Schumer reiterated last week that he intends to pass the bipartisan package and a budget blueprint for the $3.5 trillion package before the Senate leaves for the August recess. The New York Democrat held a vote Wednesday to begin the process for passing a bipartisan infrastructure bill, but all 50 Senate Republicans voted against it.
Last week, a group of 11 Senate Republicans sent a letter to Schumer saying that they’d vote to advance the bill, pending final negotiations and receiving a score from the Congressional Budget Office. Sen. Pat Toomey (R-Pa.), the top Republican on the Senate Banking Committee, said on CNN’s “State of the Union” that he would vote to advance the bipartisan bill “if it’s reasonable and fits within the parameters that I think are sensible.”
While the White House and the bipartisan group announced an agreement last month on a framework, translating it into legislative text has proven more grueling. Senate negotiators are still working out the final details of the bipartisan package, which would include nearly $600 billion in new spending. Portman said Sunday that the group is “90 percent of the way there” but that transit remains an outstanding issue. Negotiators were planning to work Sunday on the agreement.

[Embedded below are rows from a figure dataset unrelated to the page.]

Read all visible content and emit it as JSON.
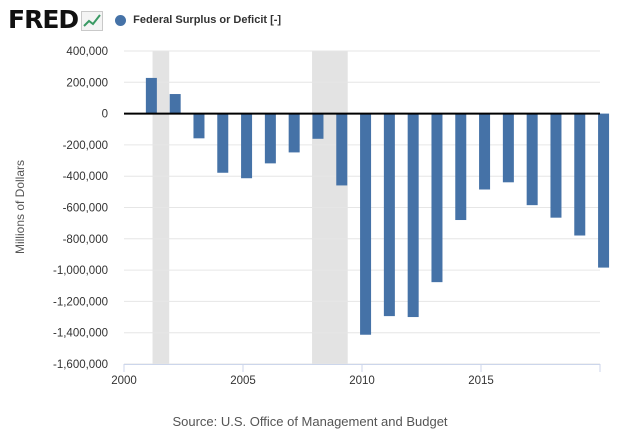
{
  "header": {
    "logo_text": "FRED",
    "logo_icon": "line-chart-icon",
    "legend_label": "Federal Surplus or Deficit [-]"
  },
  "source": "Source: U.S. Office of Management and Budget",
  "colors": {
    "bar": "#4572a7",
    "recession": "#e3e3e3",
    "grid": "#e6e6e6",
    "zero_line": "#000000",
    "logo_accent": "#3a9a64"
  },
  "chart_data": {
    "type": "bar",
    "title": "",
    "xlabel": "",
    "ylabel": "Millions of Dollars",
    "legend": "Federal Surplus or Deficit [-]",
    "legend_position": "top",
    "ylim": [
      -1600000,
      400000
    ],
    "yticks": [
      400000,
      200000,
      0,
      -200000,
      -400000,
      -600000,
      -800000,
      -1000000,
      -1200000,
      -1400000,
      -1600000
    ],
    "ytick_labels": [
      "400,000",
      "200,000",
      "0",
      "-200,000",
      "-400,000",
      "-600,000",
      "-800,000",
      "-1,000,000",
      "-1,200,000",
      "-1,400,000",
      "-1,600,000"
    ],
    "xlim": [
      2000,
      2020
    ],
    "xticks": [
      2000,
      2005,
      2010,
      2015
    ],
    "xtick_labels": [
      "2000",
      "2005",
      "2010",
      "2015"
    ],
    "grid": true,
    "recessions": [
      [
        2001.2,
        2001.9
      ],
      [
        2007.9,
        2009.4
      ]
    ],
    "categories": [
      2001,
      2002,
      2003,
      2004,
      2005,
      2006,
      2007,
      2008,
      2009,
      2010,
      2011,
      2012,
      2013,
      2014,
      2015,
      2016,
      2017,
      2018,
      2019,
      2020
    ],
    "series": [
      {
        "name": "Federal Surplus or Deficit [-]",
        "values": [
          228000,
          125000,
          -158000,
          -378000,
          -413000,
          -318000,
          -248000,
          -161000,
          -459000,
          -1413000,
          -1294000,
          -1300000,
          -1077000,
          -680000,
          -485000,
          -439000,
          -585000,
          -665000,
          -779000,
          -984000
        ]
      }
    ]
  }
}
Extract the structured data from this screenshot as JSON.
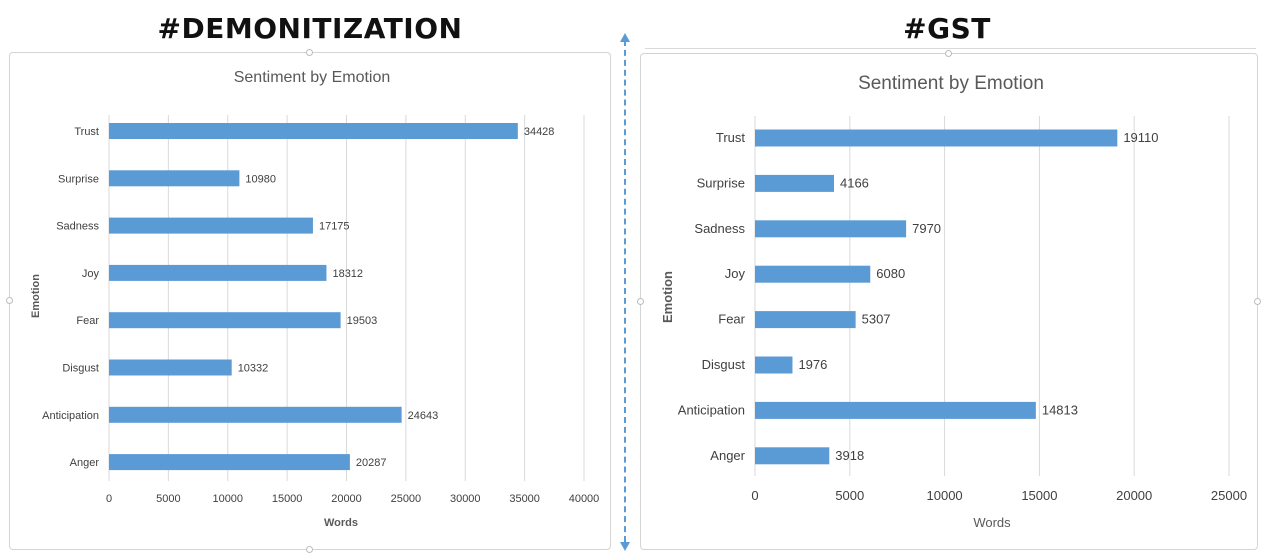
{
  "headings": {
    "left": "#DEMONITIZATION",
    "right": "#GST"
  },
  "colors": {
    "bar": "#5b9bd5",
    "grid": "#d9d9d9",
    "text": "#404040",
    "title": "#595959",
    "divider": "#5b9bd5"
  },
  "chart_data": [
    {
      "type": "bar",
      "orientation": "horizontal",
      "title": "Sentiment by Emotion",
      "xlabel": "Words",
      "ylabel": "Emotion",
      "categories": [
        "Trust",
        "Surprise",
        "Sadness",
        "Joy",
        "Fear",
        "Disgust",
        "Anticipation",
        "Anger"
      ],
      "values": [
        34428,
        10980,
        17175,
        18312,
        19503,
        10332,
        24643,
        20287
      ],
      "xlim": [
        0,
        40000
      ],
      "xticks": [
        0,
        5000,
        10000,
        15000,
        20000,
        25000,
        30000,
        35000,
        40000
      ],
      "grid": "vertical",
      "data_labels": true
    },
    {
      "type": "bar",
      "orientation": "horizontal",
      "title": "Sentiment by Emotion",
      "xlabel": "Words",
      "ylabel": "Emotion",
      "categories": [
        "Trust",
        "Surprise",
        "Sadness",
        "Joy",
        "Fear",
        "Disgust",
        "Anticipation",
        "Anger"
      ],
      "values": [
        19110,
        4166,
        7970,
        6080,
        5307,
        1976,
        14813,
        3918
      ],
      "xlim": [
        0,
        25000
      ],
      "xticks": [
        0,
        5000,
        10000,
        15000,
        20000,
        25000
      ],
      "grid": "vertical",
      "data_labels": true
    }
  ]
}
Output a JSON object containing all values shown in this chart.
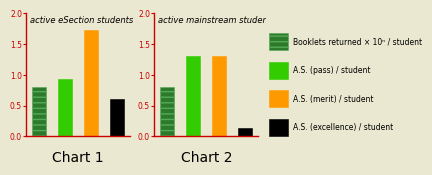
{
  "background_color": "#eae8d0",
  "chart1_title": "active eSection students",
  "chart2_title": "active mainstream students",
  "chart1_values": [
    0.8,
    0.93,
    1.72,
    0.6
  ],
  "chart2_values": [
    0.8,
    1.31,
    1.31,
    0.13
  ],
  "bar_colors": [
    "#2d7a2d",
    "#33cc00",
    "#ff9900",
    "#000000"
  ],
  "bar_hatch": [
    "---",
    null,
    null,
    null
  ],
  "ylim": [
    0,
    2.0
  ],
  "yticks": [
    0.0,
    0.5,
    1.0,
    1.5,
    2.0
  ],
  "xlabel1": "Chart 1",
  "xlabel2": "Chart 2",
  "legend_labels": [
    "Booklets returned × 10ⁿ / student",
    "A.S. (pass) / student",
    "A.S. (merit) / student",
    "A.S. (excellence) / student"
  ],
  "legend_colors": [
    "#2d7a2d",
    "#33cc00",
    "#ff9900",
    "#000000"
  ],
  "axis_color": "#cc0000",
  "tick_color": "#cc0000",
  "title_fontsize": 6.0,
  "tick_fontsize": 5.5,
  "label_fontsize": 10,
  "legend_fontsize": 5.5
}
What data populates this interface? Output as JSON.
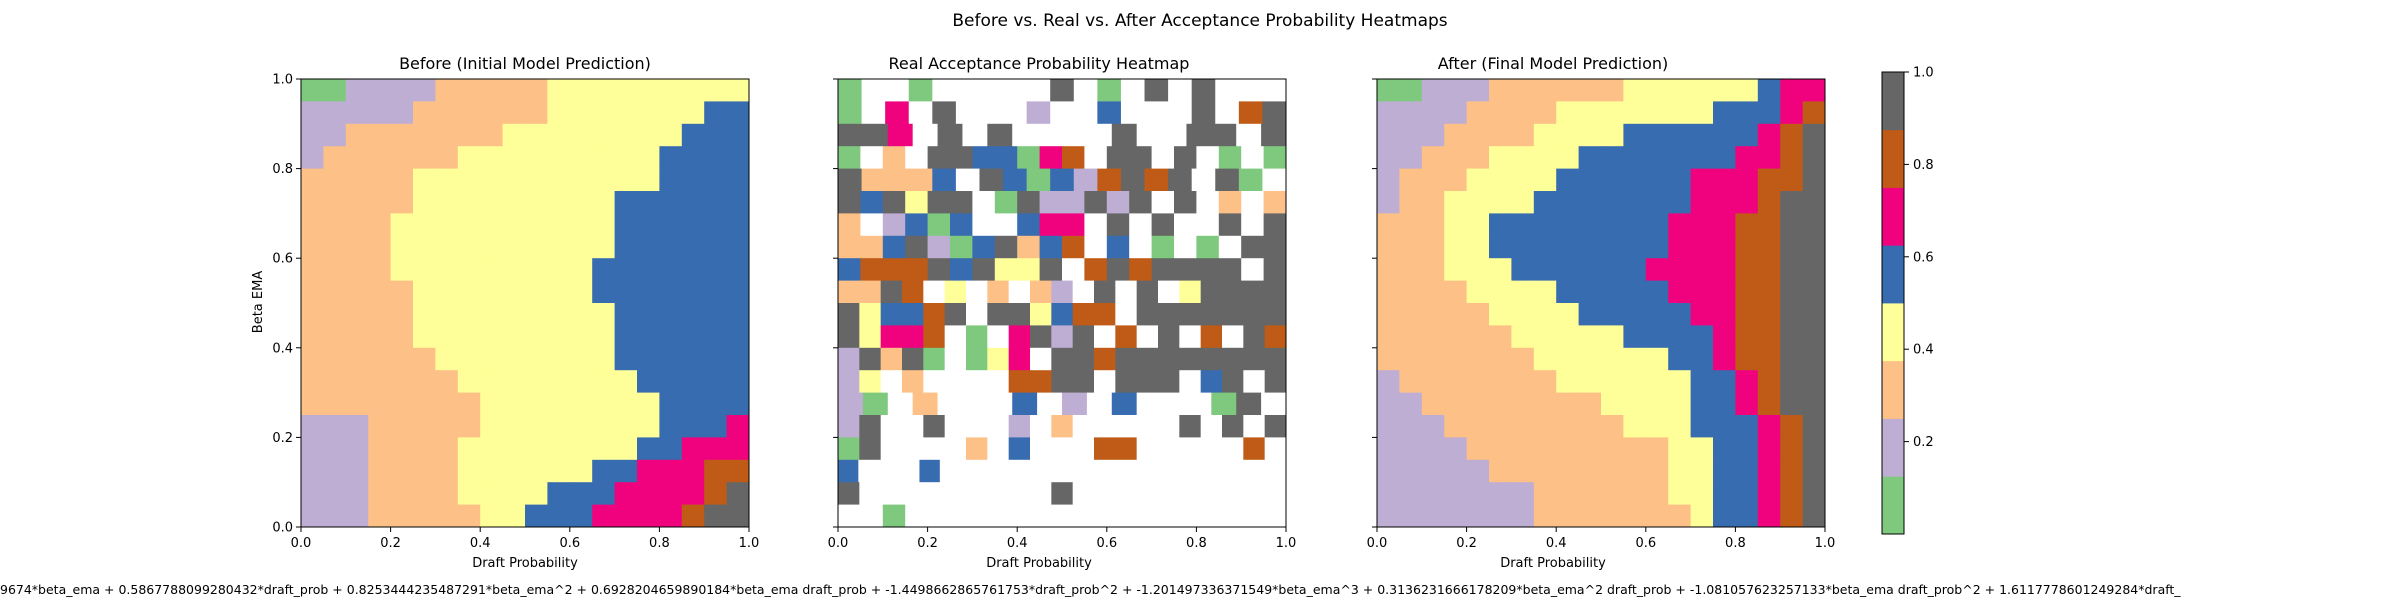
{
  "figure": {
    "suptitle": "Before vs. Real vs. After Acceptance Probability Heatmaps",
    "footer_formula": "9674*beta_ema + 0.5867788099280432*draft_prob + 0.8253444235487291*beta_ema^2 + 0.6928204659890184*beta_ema draft_prob + -1.4498662865761753*draft_prob^2 + -1.201497336371549*beta_ema^3 + 0.3136231666178209*beta_ema^2 draft_prob + -1.081057623257133*beta_ema draft_prob^2 + 1.6117778601249284*draft_"
  },
  "colors": {
    "palette": [
      "#7fc97f",
      "#beaed4",
      "#fdc086",
      "#ffff99",
      "#386cb0",
      "#f0027f",
      "#bf5b17",
      "#666666"
    ],
    "background": "#ffffff",
    "colormap": "Accent (8 discrete levels)"
  },
  "chart_data": [
    {
      "type": "heatmap",
      "title": "Before (Initial Model Prediction)",
      "xlabel": "Draft Probability",
      "ylabel": "Beta EMA",
      "xlim": [
        0,
        1
      ],
      "ylim": [
        0,
        1
      ],
      "x_ticks": [
        "0.0",
        "0.2",
        "0.4",
        "0.6",
        "0.8",
        "1.0"
      ],
      "y_ticks": [
        "0.0",
        "0.2",
        "0.4",
        "0.6",
        "0.8",
        "1.0"
      ],
      "grid": false,
      "rows_top_to_bottom": [
        "00111122222333333333",
        "11111222222333333344",
        "11222222233333333444",
        "12222223333333334444",
        "22222333333333334444",
        "22222333333333444444",
        "22223333333333444444",
        "22223333333333444444",
        "22223333333334444444",
        "22222333333334444444",
        "22222333333333444444",
        "22222333333333444444",
        "22222233333333444444",
        "22222223333333344444",
        "22222222333333334444",
        "11122222333333334445",
        "11122223333333344555",
        "11122223333334455566",
        "11122223333444555567",
        "11122222334445555677"
      ]
    },
    {
      "type": "heatmap",
      "title": "Real Acceptance Probability Heatmap",
      "xlabel": "Draft Probability",
      "xlim": [
        0,
        1
      ],
      "ylim": [
        0,
        1
      ],
      "x_ticks": [
        "0.0",
        "0.2",
        "0.4",
        "0.6",
        "0.8",
        "1.0"
      ],
      "grid": false,
      "rows_top_to_bottom": [
        "0--0-----7-0-7-7---",
        "0-5-7---1--4---7-67",
        "775-7-7----7--77-7",
        "0-2-7744056-77-7-0-0",
        "72224-740416767-70-",
        "747377-0711717-7-2-2",
        "2-1404--455-7-7--7-7",
        "22471047246-4-0-0-77",
        "4666747337-6767777-7",
        "2276-3-2-21-7-7-37777",
        "734467-773466-7777777",
        "73556-0-5717-6-7-6-76",
        "17270-035-77677777777",
        "13-2----6677-777-47-7",
        "10-2---4-1-4---07-",
        "17--7---1-2-----7-7-7",
        "07----2-4---66-----6-",
        "4---4-----------------",
        "7---------7----------",
        "--0-----------------"
      ]
    },
    {
      "type": "heatmap",
      "title": "After (Final Model Prediction)",
      "xlabel": "Draft Probability",
      "xlim": [
        0,
        1
      ],
      "ylim": [
        0,
        1
      ],
      "x_ticks": [
        "0.0",
        "0.2",
        "0.4",
        "0.6",
        "0.8",
        "1.0"
      ],
      "grid": false,
      "rows_top_to_bottom": [
        "00111222222333333455",
        "11112222333333344456",
        "11122223333444444567",
        "11222333344444445567",
        "12223333444444555667",
        "12233334444444555677",
        "22233444444445556677",
        "22233444444445556677",
        "22233344444455556677",
        "22223333444445556677",
        "22222333344444556677",
        "22222233333444456677",
        "22222223333334456677",
        "12222222333333445677",
        "11222222223333445677",
        "11122222222333444567",
        "11112222222223344567",
        "11111222222223344567",
        "11111112222223344567",
        "11111112222222344567"
      ]
    },
    {
      "type": "colorbar",
      "ticks": [
        "0.2",
        "0.4",
        "0.6",
        "0.8",
        "1.0"
      ],
      "tick_values": [
        0.2,
        0.4,
        0.6,
        0.8,
        1.0
      ],
      "range": [
        0.0,
        1.0
      ],
      "levels": 8
    }
  ]
}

A Democratic source close to the bipartisan talks said several outstanding issues remain in addition to transit. The source said the group still hasn’t reached an agreement on highways, bridges, water funding, broadband and using unspent coronavirus relief money as a pay-for.
Sen. Mark Warner (D-Va.), who is part of the bipartisan group, said on “Fox News Sunday” that the group is “down to the last couple of items” and predicted legislative text by Monday afternoon.